A Zed and Two Naughts preceded Belly with its story of twin zoologists who try to get to the bottom of evolution. What makes one species follow another, what guiding principle conducts their progress? Greenaway ends up with an inverted Noah's Ark of a movie both in the story and in the look of the film. Specimens from every species are set out in the twins' lab, not to be saved but to die and decay, as though the careful photographing and cataloging of their decomposure would reveal nature's underlying program. The final species must of course be man. With the same luck as all Greenaway heroes, the twins start out to organize nature and end up her victims…

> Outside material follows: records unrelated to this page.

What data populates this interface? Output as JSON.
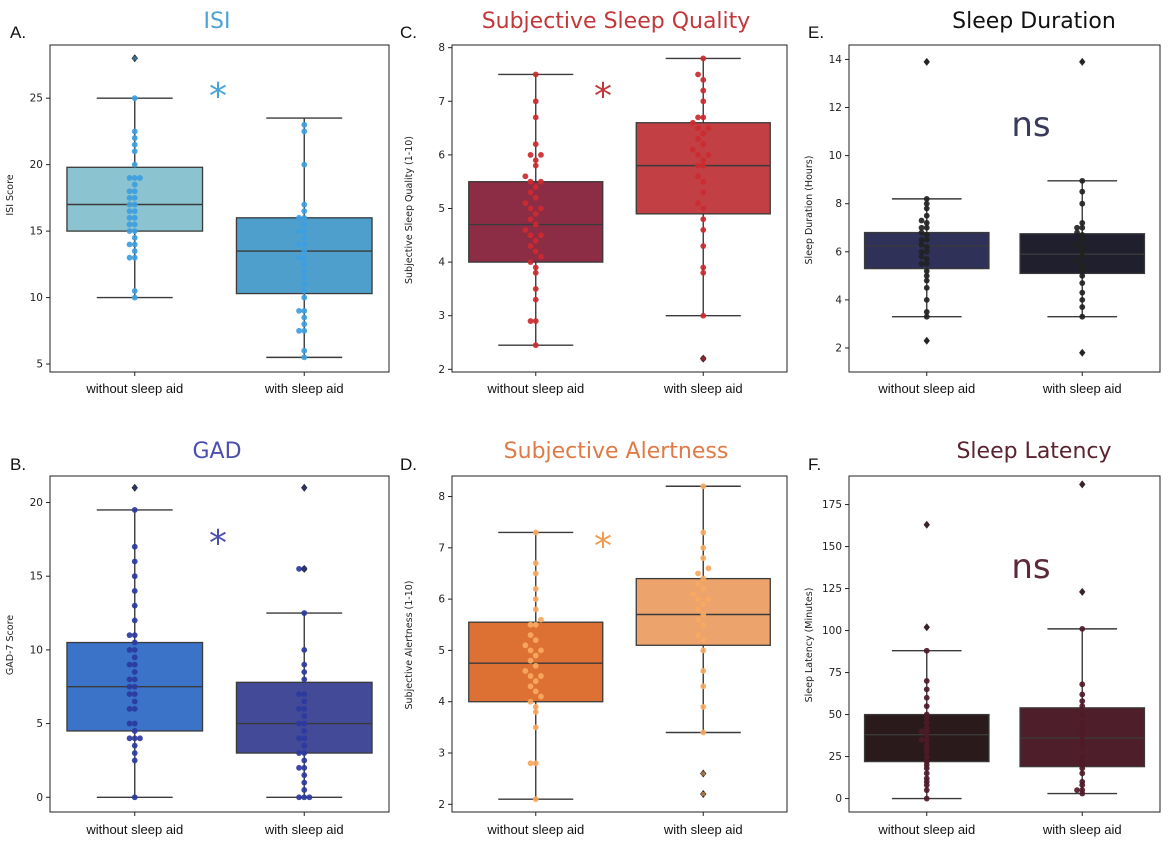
{
  "chart_data": [
    {
      "type": "box",
      "panel": "A.",
      "title": "ISI",
      "title_color": "#4aa3d6",
      "ylabel": "ISI Score",
      "ylim": [
        4.4,
        29.0
      ],
      "yticks": [
        5,
        10,
        15,
        20,
        25
      ],
      "significance": "*",
      "sig_color": "#4aa3d6",
      "categories": [
        "without sleep aid",
        "with sleep aid"
      ],
      "boxes": [
        {
          "category": "without sleep aid",
          "color": "#8bc3d0",
          "point_color": "#3d9ee0",
          "q1": 15.0,
          "median": 17.0,
          "q3": 19.8,
          "whisker_low": 10.0,
          "whisker_high": 25.0,
          "outliers": [
            28.0
          ],
          "points": [
            10.0,
            10.5,
            13.0,
            13.0,
            13.5,
            14.0,
            14.0,
            14.5,
            15.0,
            15.0,
            15.5,
            15.5,
            16.0,
            16.0,
            16.5,
            16.5,
            17.0,
            17.0,
            17.5,
            17.5,
            18.0,
            18.0,
            18.5,
            19.0,
            19.0,
            19.0,
            20.0,
            21.0,
            21.5,
            22.0,
            22.5,
            25.0
          ]
        },
        {
          "category": "with sleep aid",
          "color": "#4f9fcd",
          "point_color": "#3d9ee0",
          "q1": 10.3,
          "median": 13.5,
          "q3": 16.0,
          "whisker_low": 5.5,
          "whisker_high": 23.5,
          "outliers": [],
          "points": [
            5.5,
            6.0,
            7.5,
            7.5,
            8.0,
            8.5,
            9.0,
            9.0,
            10.0,
            10.5,
            11.0,
            11.5,
            12.0,
            12.5,
            13.0,
            13.0,
            13.5,
            14.0,
            14.0,
            14.5,
            15.0,
            15.0,
            15.5,
            16.0,
            16.0,
            16.5,
            17.0,
            20.0,
            22.5,
            23.0
          ]
        }
      ]
    },
    {
      "type": "box",
      "panel": "C.",
      "title": "Subjective Sleep Quality",
      "title_color": "#c2373a",
      "ylabel": "Subjective Sleep Quality (1-10)",
      "ylim": [
        1.95,
        8.05
      ],
      "yticks": [
        2,
        3,
        4,
        5,
        6,
        7,
        8
      ],
      "significance": "*",
      "sig_color": "#c2373a",
      "categories": [
        "without sleep aid",
        "with sleep aid"
      ],
      "boxes": [
        {
          "category": "without sleep aid",
          "color": "#8c2c45",
          "point_color": "#cc2a2f",
          "q1": 4.0,
          "median": 4.7,
          "q3": 5.5,
          "whisker_low": 2.45,
          "whisker_high": 7.5,
          "outliers": [],
          "points": [
            2.45,
            2.9,
            2.9,
            3.3,
            3.5,
            3.8,
            3.9,
            4.0,
            4.1,
            4.2,
            4.3,
            4.4,
            4.5,
            4.5,
            4.6,
            4.7,
            4.8,
            4.9,
            5.0,
            5.0,
            5.1,
            5.2,
            5.3,
            5.4,
            5.5,
            5.5,
            5.6,
            5.8,
            5.9,
            6.0,
            6.0,
            6.2,
            6.7,
            7.0,
            7.5
          ]
        },
        {
          "category": "with sleep aid",
          "color": "#c23f43",
          "point_color": "#cc2a2f",
          "q1": 4.9,
          "median": 5.8,
          "q3": 6.6,
          "whisker_low": 3.0,
          "whisker_high": 7.8,
          "outliers": [
            2.2
          ],
          "points": [
            3.0,
            3.8,
            3.9,
            4.3,
            4.6,
            4.8,
            5.0,
            5.1,
            5.3,
            5.5,
            5.6,
            5.8,
            5.8,
            5.9,
            6.0,
            6.0,
            6.1,
            6.2,
            6.3,
            6.4,
            6.5,
            6.5,
            6.6,
            6.7,
            6.7,
            7.0,
            7.2,
            7.4,
            7.5,
            7.8,
            2.2
          ]
        }
      ]
    },
    {
      "type": "box",
      "panel": "E.",
      "title": "Sleep Duration",
      "title_color": "#111111",
      "ylabel": "Sleep Duration (Hours)",
      "ylim": [
        1.0,
        14.6
      ],
      "yticks": [
        2,
        4,
        6,
        8,
        10,
        12,
        14
      ],
      "significance": "ns",
      "sig_color": "#3a3a5a",
      "categories": [
        "without sleep aid",
        "with sleep aid"
      ],
      "boxes": [
        {
          "category": "without sleep aid",
          "color": "#2f3159",
          "point_color": "#222222",
          "q1": 5.3,
          "median": 6.25,
          "q3": 6.8,
          "whisker_low": 3.3,
          "whisker_high": 8.2,
          "outliers": [
            2.3,
            13.9
          ],
          "points": [
            3.3,
            3.5,
            4.0,
            4.5,
            4.8,
            5.0,
            5.2,
            5.5,
            5.5,
            5.7,
            5.8,
            6.0,
            6.0,
            6.2,
            6.3,
            6.5,
            6.5,
            6.7,
            6.8,
            7.0,
            7.0,
            7.2,
            7.3,
            7.5,
            7.8,
            8.0,
            8.2
          ]
        },
        {
          "category": "with sleep aid",
          "color": "#1f1f2d",
          "point_color": "#222222",
          "q1": 5.1,
          "median": 5.9,
          "q3": 6.75,
          "whisker_low": 3.3,
          "whisker_high": 8.95,
          "outliers": [
            1.8,
            13.9
          ],
          "points": [
            3.3,
            3.7,
            4.0,
            4.3,
            4.7,
            5.0,
            5.2,
            5.4,
            5.6,
            5.8,
            6.0,
            6.2,
            6.3,
            6.5,
            6.7,
            6.8,
            7.0,
            7.0,
            7.2,
            8.0,
            8.5,
            8.95
          ]
        }
      ]
    },
    {
      "type": "box",
      "panel": "B.",
      "title": "GAD",
      "title_color": "#4a4fb0",
      "ylabel": "GAD-7 Score",
      "ylim": [
        -1.0,
        21.8
      ],
      "yticks": [
        0,
        5,
        10,
        15,
        20
      ],
      "significance": "*",
      "sig_color": "#4a4fb0",
      "categories": [
        "without sleep aid",
        "with sleep aid"
      ],
      "boxes": [
        {
          "category": "without sleep aid",
          "color": "#3a73c8",
          "point_color": "#2c3a9e",
          "q1": 4.5,
          "median": 7.5,
          "q3": 10.5,
          "whisker_low": 0.0,
          "whisker_high": 19.5,
          "outliers": [
            21.0
          ],
          "points": [
            0,
            2.5,
            3,
            3.5,
            4,
            4,
            4,
            4.5,
            5,
            5,
            6,
            6,
            6.5,
            7,
            7,
            7.5,
            7.5,
            8,
            8,
            8.5,
            9,
            9,
            9.5,
            10,
            10,
            10.5,
            11,
            11,
            12,
            13,
            14,
            15,
            16,
            17,
            19.5
          ]
        },
        {
          "category": "with sleep aid",
          "color": "#434a98",
          "point_color": "#2c3a9e",
          "q1": 3.0,
          "median": 5.0,
          "q3": 7.8,
          "whisker_low": 0.0,
          "whisker_high": 12.5,
          "outliers": [
            15.5,
            21.0
          ],
          "points": [
            0,
            0,
            0,
            0.5,
            1,
            1.5,
            2,
            2,
            2.5,
            3,
            3,
            3.5,
            4,
            4,
            4.5,
            5,
            5,
            5.5,
            6,
            6,
            6.5,
            7,
            7,
            8,
            8.5,
            9,
            10,
            12.5,
            15.5,
            15.5
          ]
        }
      ]
    },
    {
      "type": "box",
      "panel": "D.",
      "title": "Subjective Alertness",
      "title_color": "#e07a46",
      "ylabel": "Subjective Alertness (1-10)",
      "ylim": [
        1.85,
        8.4
      ],
      "yticks": [
        2,
        3,
        4,
        5,
        6,
        7,
        8
      ],
      "significance": "*",
      "sig_color": "#f29a52",
      "categories": [
        "without sleep aid",
        "with sleep aid"
      ],
      "boxes": [
        {
          "category": "without sleep aid",
          "color": "#dd7033",
          "point_color": "#f8a860",
          "q1": 4.0,
          "median": 4.75,
          "q3": 5.55,
          "whisker_low": 2.1,
          "whisker_high": 7.3,
          "outliers": [],
          "points": [
            2.1,
            2.8,
            2.8,
            3.5,
            3.8,
            3.9,
            4.0,
            4.1,
            4.2,
            4.3,
            4.4,
            4.5,
            4.5,
            4.6,
            4.7,
            4.8,
            4.9,
            5.0,
            5.0,
            5.1,
            5.2,
            5.3,
            5.5,
            5.5,
            5.6,
            5.8,
            6.0,
            6.2,
            6.5,
            6.7,
            7.3
          ]
        },
        {
          "category": "with sleep aid",
          "color": "#eca46c",
          "point_color": "#f8a860",
          "q1": 5.1,
          "median": 5.7,
          "q3": 6.4,
          "whisker_low": 3.4,
          "whisker_high": 8.2,
          "outliers": [
            2.2,
            2.6
          ],
          "points": [
            3.4,
            3.9,
            4.3,
            4.6,
            5.0,
            5.2,
            5.3,
            5.5,
            5.6,
            5.7,
            5.8,
            5.9,
            6.0,
            6.0,
            6.1,
            6.2,
            6.3,
            6.4,
            6.5,
            6.6,
            6.8,
            7.0,
            7.3,
            8.2
          ]
        }
      ]
    },
    {
      "type": "box",
      "panel": "F.",
      "title": "Sleep Latency",
      "title_color": "#5a2330",
      "ylabel": "Sleep Latency (Minutes)",
      "ylim": [
        -8,
        192
      ],
      "yticks": [
        0,
        25,
        50,
        75,
        100,
        125,
        150,
        175
      ],
      "significance": "ns",
      "sig_color": "#5a2a38",
      "categories": [
        "without sleep aid",
        "with sleep aid"
      ],
      "boxes": [
        {
          "category": "without sleep aid",
          "color": "#2a1a1c",
          "point_color": "#4e1a28",
          "q1": 22,
          "median": 38,
          "q3": 50,
          "whisker_low": 0,
          "whisker_high": 88,
          "outliers": [
            102,
            163
          ],
          "points": [
            0,
            5,
            8,
            10,
            12,
            15,
            18,
            20,
            22,
            25,
            28,
            30,
            32,
            35,
            35,
            38,
            40,
            40,
            42,
            45,
            48,
            50,
            55,
            60,
            65,
            70,
            88
          ]
        },
        {
          "category": "with sleep aid",
          "color": "#4e1f2a",
          "point_color": "#4e1a28",
          "q1": 19,
          "median": 36,
          "q3": 54,
          "whisker_low": 3,
          "whisker_high": 101,
          "outliers": [
            123,
            187
          ],
          "points": [
            3,
            5,
            5,
            8,
            10,
            15,
            18,
            20,
            22,
            25,
            30,
            32,
            35,
            38,
            40,
            42,
            45,
            50,
            55,
            58,
            62,
            68,
            101
          ]
        }
      ]
    }
  ]
}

Greenaway's first commercial feature, The Draughtsman's Contract, is the story of a draughtsman who in 1694 is commissioned by the lady of a great house to do twelve drawings of her estate. At first it seems he's quite in control of his lady and landscape, getting them both down where he wants them, till his precision does him in. By meticulously sketching the manor house and grounds, he inadvertently copies clues to a murder. Understandably, its perpetrators don't want him around. The orderly little draughtsman falls prey not to nature's whim but to man's greed and violence. The twelve sketches are at once the clues to the murder and the structure of the movie.”
The series is cosponsored by the Dept. of Art and will be introduced by Professor Buzz Spector on February 4.